Chinese stocks fell 6 percent on Tuesday, and further weakness in both that market and China's economy could play out very differently in these two funds.

"Based on the names and country profiles, it should seem they are offering you the same exposure, but they track different indices," said Todd Rosenbluth, director of ETF & mutual fund research at S&P Capital IQ. "Their country exposure is going to be different, and that exposure difference helps explain why they perform differently.

So far, the discrepancy has helped the Vanguard fund, Rosenbluth said, although both funds have taken a hit since the end of June, when the Shanghai Composite Index (SSEC) started falling.

Since then, the Vanguard fund has lost 11.65 percent, while the iShares fund has fallen 12.45 percent.

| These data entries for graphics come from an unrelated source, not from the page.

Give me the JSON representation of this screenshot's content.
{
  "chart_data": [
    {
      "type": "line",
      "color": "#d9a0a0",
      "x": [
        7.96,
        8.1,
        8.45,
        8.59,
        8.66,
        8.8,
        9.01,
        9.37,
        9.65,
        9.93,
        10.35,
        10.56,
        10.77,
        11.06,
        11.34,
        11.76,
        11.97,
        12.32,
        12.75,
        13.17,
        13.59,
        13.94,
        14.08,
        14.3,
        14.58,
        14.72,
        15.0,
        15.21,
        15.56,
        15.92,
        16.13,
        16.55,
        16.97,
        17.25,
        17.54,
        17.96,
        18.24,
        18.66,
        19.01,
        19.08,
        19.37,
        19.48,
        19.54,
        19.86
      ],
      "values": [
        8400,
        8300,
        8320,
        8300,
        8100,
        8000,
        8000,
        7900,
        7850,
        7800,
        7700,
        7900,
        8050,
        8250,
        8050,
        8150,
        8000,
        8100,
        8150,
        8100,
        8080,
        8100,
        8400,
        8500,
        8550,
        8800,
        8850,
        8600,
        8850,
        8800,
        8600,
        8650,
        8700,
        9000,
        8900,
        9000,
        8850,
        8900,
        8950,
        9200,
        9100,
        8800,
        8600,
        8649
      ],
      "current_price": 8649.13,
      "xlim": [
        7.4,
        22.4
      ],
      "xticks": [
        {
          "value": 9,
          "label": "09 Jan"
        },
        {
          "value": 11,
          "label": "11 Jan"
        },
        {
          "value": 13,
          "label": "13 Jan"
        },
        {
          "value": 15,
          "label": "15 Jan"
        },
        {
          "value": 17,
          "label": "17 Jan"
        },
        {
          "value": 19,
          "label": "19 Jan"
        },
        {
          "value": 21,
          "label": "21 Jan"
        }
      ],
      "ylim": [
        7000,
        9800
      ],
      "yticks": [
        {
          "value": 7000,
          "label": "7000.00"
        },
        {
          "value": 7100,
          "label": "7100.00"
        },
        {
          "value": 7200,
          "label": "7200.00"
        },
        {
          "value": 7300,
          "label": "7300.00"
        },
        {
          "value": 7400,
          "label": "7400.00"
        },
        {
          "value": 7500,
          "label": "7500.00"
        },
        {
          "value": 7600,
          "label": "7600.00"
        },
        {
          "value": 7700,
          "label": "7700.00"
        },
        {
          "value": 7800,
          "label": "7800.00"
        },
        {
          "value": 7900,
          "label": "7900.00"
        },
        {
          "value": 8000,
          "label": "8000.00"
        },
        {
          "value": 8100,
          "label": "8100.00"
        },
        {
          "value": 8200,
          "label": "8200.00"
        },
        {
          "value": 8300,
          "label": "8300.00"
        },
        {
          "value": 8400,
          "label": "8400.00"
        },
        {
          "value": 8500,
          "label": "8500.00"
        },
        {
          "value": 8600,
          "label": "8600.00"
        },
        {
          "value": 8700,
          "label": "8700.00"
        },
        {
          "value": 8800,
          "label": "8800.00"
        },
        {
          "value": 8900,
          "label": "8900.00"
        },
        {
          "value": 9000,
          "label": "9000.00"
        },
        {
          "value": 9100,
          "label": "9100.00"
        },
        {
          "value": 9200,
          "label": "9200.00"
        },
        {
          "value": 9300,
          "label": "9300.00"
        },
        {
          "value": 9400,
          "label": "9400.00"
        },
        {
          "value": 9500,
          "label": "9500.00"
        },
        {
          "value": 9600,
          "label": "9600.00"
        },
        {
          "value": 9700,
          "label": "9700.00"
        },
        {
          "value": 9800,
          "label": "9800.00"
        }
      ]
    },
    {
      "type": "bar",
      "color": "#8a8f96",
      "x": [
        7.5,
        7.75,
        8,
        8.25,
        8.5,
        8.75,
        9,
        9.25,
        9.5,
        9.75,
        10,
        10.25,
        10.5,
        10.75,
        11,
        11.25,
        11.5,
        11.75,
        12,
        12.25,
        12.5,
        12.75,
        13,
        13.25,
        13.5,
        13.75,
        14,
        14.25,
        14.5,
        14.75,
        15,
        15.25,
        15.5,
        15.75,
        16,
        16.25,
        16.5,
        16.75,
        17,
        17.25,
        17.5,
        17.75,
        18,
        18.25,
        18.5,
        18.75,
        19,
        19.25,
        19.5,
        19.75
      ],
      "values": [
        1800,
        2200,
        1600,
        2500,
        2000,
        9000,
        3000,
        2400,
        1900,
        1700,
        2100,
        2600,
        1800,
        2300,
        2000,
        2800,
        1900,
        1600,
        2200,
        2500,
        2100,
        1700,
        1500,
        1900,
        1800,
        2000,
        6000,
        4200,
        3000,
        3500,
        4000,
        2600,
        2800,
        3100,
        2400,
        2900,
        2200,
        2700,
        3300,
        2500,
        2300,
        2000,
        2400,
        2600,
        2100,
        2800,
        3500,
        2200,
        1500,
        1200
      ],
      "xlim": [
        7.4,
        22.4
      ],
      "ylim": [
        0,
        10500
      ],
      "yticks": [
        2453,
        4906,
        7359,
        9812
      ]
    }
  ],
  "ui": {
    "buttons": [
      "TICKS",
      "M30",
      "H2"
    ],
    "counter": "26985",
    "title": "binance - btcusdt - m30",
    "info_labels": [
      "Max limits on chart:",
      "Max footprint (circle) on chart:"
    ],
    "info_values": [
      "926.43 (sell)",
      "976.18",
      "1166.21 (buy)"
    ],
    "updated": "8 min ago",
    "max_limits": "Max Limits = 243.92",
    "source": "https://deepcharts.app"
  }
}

Year to date, the Vanguard fund is down 6.97 percent, and the iShares fund is down 8.89 percent.

Chinese shares have been falling on fears that the nation's economy may slow well beyond the 7 percent growth rate that analysts had earlier suggested would be a bottom for that market. China has moved to weaken its currency to bolster its economy and share prices.

The difference between the two funds is expected to widen because the two different indexes they follow will be treating Chinese stocks differently. FTSE, the Financial Times Stock Exchange, plans to begin adding onshore Chinese equities, known as A-shares, to its broad emerging markets indexes, which Vanguard follows.

The Vanguard benchmark, the FTSE Emerging Index, now has approximately 26 percent exposure to China, according to the mutual fund company.

In June, Vanguard said it would begin shifting to a new FTSE index later this year. The new index will have a 29 percent exposure to China, including a 5.6 percent exposure to A-shares.

MSCI Inc (N:MSCI), however, said in June that it was not ready to include the A-shares in its two emerging market indexes.

"The Vanguard fund's performance will be driven by how well the Chinese stocks do," said Rosenbluth.

A-shares are traded on the Shanghai and Shenzhen stock exchanges and are typically only available to local investors and select qualified foreign investors.

© Reuters. Investor looks at an electronic board showing stock information at a brokerage house in Hangzhou, Zhejiang province, China

Most foreign investors trade H-shares. These shares of companies incorporated in mainland China are listed on the Hong Kong exchange.